RPN = Occurrence × Severity × Detection

The higher the RPN, the greater the priority for corrective action. Failure modes are ranked according to their RPN scores, allowing the team to focus resources on the most significant risks first. Corrective and preventive actions are then developed and implemented to reduce the likelihood, impact, or detectability of the failure. Once improvements have been made, the FMECA is revisited and rescored to confirm that the risk has been reduced to an acceptable level.

Example

Consider a manufacturing company experiencing frequent breakdowns of a critical packaging machine. The FMECA team breaks the machine into key components such as the conveyor system, sensors, motors, and control panel. During the analysis, the team identifies a potential failure mode: sensor failure causing incorrect product detection.

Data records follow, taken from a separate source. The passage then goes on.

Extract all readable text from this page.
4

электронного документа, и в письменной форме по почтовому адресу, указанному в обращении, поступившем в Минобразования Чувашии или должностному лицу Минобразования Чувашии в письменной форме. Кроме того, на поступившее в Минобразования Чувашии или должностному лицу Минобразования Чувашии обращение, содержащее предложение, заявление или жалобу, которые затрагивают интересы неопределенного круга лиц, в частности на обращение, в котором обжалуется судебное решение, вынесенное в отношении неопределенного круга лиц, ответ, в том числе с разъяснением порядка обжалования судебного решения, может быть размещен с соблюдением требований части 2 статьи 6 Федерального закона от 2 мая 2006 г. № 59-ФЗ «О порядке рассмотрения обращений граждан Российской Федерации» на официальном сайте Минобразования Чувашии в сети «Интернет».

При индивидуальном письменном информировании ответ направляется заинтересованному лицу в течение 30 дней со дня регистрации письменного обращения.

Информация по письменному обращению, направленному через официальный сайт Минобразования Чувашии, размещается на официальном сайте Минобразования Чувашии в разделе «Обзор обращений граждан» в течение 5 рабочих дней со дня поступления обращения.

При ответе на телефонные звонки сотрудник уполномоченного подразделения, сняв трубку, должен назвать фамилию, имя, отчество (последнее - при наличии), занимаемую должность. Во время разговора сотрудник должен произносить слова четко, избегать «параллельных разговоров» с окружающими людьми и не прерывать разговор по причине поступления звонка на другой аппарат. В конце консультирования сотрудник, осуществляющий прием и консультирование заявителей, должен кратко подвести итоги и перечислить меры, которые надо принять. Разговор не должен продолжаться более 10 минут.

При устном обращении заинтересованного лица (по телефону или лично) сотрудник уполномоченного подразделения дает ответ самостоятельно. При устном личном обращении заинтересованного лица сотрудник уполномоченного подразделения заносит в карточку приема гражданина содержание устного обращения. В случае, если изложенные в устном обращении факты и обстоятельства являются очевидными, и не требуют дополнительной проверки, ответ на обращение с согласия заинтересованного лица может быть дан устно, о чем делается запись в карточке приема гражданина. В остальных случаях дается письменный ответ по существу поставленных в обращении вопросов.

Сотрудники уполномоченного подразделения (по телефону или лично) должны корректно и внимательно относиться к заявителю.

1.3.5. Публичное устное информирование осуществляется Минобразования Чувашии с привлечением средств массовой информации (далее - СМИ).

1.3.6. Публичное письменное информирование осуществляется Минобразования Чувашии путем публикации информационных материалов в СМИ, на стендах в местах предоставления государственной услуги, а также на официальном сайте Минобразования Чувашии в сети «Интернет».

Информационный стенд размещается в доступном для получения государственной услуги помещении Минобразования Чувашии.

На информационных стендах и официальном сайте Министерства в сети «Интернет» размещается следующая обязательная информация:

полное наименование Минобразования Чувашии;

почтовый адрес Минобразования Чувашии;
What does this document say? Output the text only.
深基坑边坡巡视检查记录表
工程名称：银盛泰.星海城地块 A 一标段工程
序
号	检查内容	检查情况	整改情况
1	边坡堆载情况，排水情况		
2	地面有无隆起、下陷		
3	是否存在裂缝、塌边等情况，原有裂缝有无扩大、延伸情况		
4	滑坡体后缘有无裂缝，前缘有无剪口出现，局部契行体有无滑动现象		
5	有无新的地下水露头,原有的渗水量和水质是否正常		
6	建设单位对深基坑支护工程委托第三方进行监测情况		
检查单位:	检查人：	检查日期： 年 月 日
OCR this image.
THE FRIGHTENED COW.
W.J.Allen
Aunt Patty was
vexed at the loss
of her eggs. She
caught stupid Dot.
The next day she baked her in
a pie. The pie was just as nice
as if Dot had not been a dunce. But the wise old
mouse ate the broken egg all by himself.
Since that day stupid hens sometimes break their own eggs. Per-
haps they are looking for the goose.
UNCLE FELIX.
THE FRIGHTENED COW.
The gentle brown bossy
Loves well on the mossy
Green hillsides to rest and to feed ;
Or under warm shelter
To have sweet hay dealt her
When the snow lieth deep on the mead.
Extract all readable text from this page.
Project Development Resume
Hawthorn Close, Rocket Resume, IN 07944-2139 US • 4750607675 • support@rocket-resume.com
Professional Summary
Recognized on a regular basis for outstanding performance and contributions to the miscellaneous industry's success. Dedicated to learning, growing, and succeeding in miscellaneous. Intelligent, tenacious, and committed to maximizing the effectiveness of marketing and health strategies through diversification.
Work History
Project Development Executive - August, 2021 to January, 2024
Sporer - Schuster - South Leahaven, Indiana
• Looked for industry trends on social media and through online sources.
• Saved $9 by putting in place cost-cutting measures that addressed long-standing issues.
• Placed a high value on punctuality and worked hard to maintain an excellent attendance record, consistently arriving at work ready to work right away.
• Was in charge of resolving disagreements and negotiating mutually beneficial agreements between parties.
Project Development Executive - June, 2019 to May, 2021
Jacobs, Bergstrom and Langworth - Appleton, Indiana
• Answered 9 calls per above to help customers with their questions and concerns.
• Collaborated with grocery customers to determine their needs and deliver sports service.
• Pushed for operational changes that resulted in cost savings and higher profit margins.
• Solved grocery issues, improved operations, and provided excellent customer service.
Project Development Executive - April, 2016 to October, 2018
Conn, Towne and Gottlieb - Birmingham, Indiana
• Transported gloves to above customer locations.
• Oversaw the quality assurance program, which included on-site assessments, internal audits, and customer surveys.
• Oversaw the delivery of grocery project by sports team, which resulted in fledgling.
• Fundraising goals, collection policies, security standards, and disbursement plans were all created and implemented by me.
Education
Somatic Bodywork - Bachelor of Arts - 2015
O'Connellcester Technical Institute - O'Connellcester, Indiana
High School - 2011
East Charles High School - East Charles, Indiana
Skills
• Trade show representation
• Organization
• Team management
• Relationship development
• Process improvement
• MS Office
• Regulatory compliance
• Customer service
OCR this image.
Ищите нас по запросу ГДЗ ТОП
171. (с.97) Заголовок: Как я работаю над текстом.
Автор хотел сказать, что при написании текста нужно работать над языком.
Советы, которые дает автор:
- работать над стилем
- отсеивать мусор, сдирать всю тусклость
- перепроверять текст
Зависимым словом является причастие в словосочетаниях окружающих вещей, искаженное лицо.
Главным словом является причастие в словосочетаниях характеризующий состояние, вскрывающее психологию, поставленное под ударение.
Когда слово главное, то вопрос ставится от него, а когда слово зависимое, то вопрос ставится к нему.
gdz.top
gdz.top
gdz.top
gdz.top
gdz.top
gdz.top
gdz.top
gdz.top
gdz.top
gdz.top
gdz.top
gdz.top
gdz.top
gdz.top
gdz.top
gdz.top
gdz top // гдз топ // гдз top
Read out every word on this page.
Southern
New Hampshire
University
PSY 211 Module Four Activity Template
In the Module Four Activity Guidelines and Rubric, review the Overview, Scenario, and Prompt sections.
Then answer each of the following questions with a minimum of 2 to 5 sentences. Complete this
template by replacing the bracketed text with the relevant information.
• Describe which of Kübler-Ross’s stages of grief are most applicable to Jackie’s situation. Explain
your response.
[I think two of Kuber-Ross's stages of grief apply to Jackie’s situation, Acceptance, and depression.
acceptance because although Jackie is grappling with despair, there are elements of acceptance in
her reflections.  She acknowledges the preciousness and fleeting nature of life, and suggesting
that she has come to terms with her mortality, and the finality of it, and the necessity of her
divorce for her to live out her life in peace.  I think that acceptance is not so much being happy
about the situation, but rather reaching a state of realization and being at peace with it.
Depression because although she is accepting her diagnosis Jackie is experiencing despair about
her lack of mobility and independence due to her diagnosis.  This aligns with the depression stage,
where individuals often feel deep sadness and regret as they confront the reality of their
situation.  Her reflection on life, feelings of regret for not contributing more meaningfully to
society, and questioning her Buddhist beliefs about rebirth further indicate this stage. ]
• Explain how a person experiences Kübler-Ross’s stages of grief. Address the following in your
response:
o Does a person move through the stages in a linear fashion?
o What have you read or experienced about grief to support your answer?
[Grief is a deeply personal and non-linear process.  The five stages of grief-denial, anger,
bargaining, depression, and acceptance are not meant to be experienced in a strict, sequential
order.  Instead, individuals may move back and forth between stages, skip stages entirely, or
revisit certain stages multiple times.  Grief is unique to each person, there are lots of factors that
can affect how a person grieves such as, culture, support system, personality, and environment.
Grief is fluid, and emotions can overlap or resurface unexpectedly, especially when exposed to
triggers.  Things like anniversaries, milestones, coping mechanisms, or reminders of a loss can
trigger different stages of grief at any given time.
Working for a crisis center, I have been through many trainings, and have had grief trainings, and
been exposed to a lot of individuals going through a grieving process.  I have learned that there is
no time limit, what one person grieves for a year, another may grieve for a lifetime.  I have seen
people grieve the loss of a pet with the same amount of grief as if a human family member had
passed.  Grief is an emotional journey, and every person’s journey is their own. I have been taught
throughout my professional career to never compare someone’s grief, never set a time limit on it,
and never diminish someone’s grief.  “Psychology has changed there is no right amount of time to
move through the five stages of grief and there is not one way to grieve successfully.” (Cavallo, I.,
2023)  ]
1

The team determines that the failure may be caused by dust accumulation on the sensor lens. The effect of the failure is production stoppage, delayed deliveries, and customer dissatisfaction. Existing controls consist of monthly cleaning and operator visual inspections. The team assigns the following scores:

  • Occurrence (O) = 7 (fairly common)
  • Severity (S) = 8 (significant operational disruption)
  • Detection (D) = 6 (moderate chance of detection)

The resulting RPN is:

RPN = 7 × 8 × 6 = 336

Since this is a high-risk score, the team decides to implement additional controls, including weekly sensor cleaning, automated sensor diagnostics, and preventive maintenance alerts. After implementation, the scores are reassessed:

  • Occurrence (O) = 3
  • Severity (S) = 8
  • Detection (D) = 2

The new RPN becomes:

RPN = 3 × 8 × 2 = 48

This significant reduction demonstrates that the risk has been effectively mitigated. Through FMECA, the organisation proactively prevents future failures, improves equipment reliability, and reduces the likelihood of production disruptions.

Best Used When

FMECA is most effective when organisations need to proactively identify and mitigate risks before failures occur. It is particularly valuable during system design, process development, product development, equipment reliability reviews, safety assessments, and major improvement projects. The method is especially useful for high-risk operations where failures could result in significant financial loss, safety incidents, quality issues, regulatory non-compliance, or customer dissatisfaction.

Typical Applications

  • Product and process design reviews.
  • Manufacturing and production systems.
  • Safety-critical operations.
  • Engineering and maintenance planning.
  • Healthcare and patient safety systems.
  • New equipment commissioning.
  • Operational risk management.
  • Reliability and quality improvement initiatives.


Key Benefits

  • Identifies potential failures before they occur.
  • Prioritises risks using an objective scoring method.
  • Improves product, process, and system reliability.
  • Enhances safety and regulatory compliance.
  • Supports better design and operational decisions.
  • Reduces downtime, defects, and operational disruptions.
  • Focuses improvement resources on the highest-risk areas.
  • Strengthens cross-functional collaboration.
  • Encourages preventive rather than reactive management.
  • Improves customer satisfaction through greater reliability and quality.

JSSB Practitioner Note

FMECA is often best applied after initial root causes have been identified through tools such as Five Whys and Fishbone Analysis, and before implementing corrective actions. It answers a different question:

  • Five Whys: Why did the problem happen?
  • Fishbone: What factors may have contributed?
  • FMECA: Which potential failures pose the greatest risk and should be addressed first?

This makes FMECA a powerful bridge between Root Cause Analysis and Risk-Based Decision Making.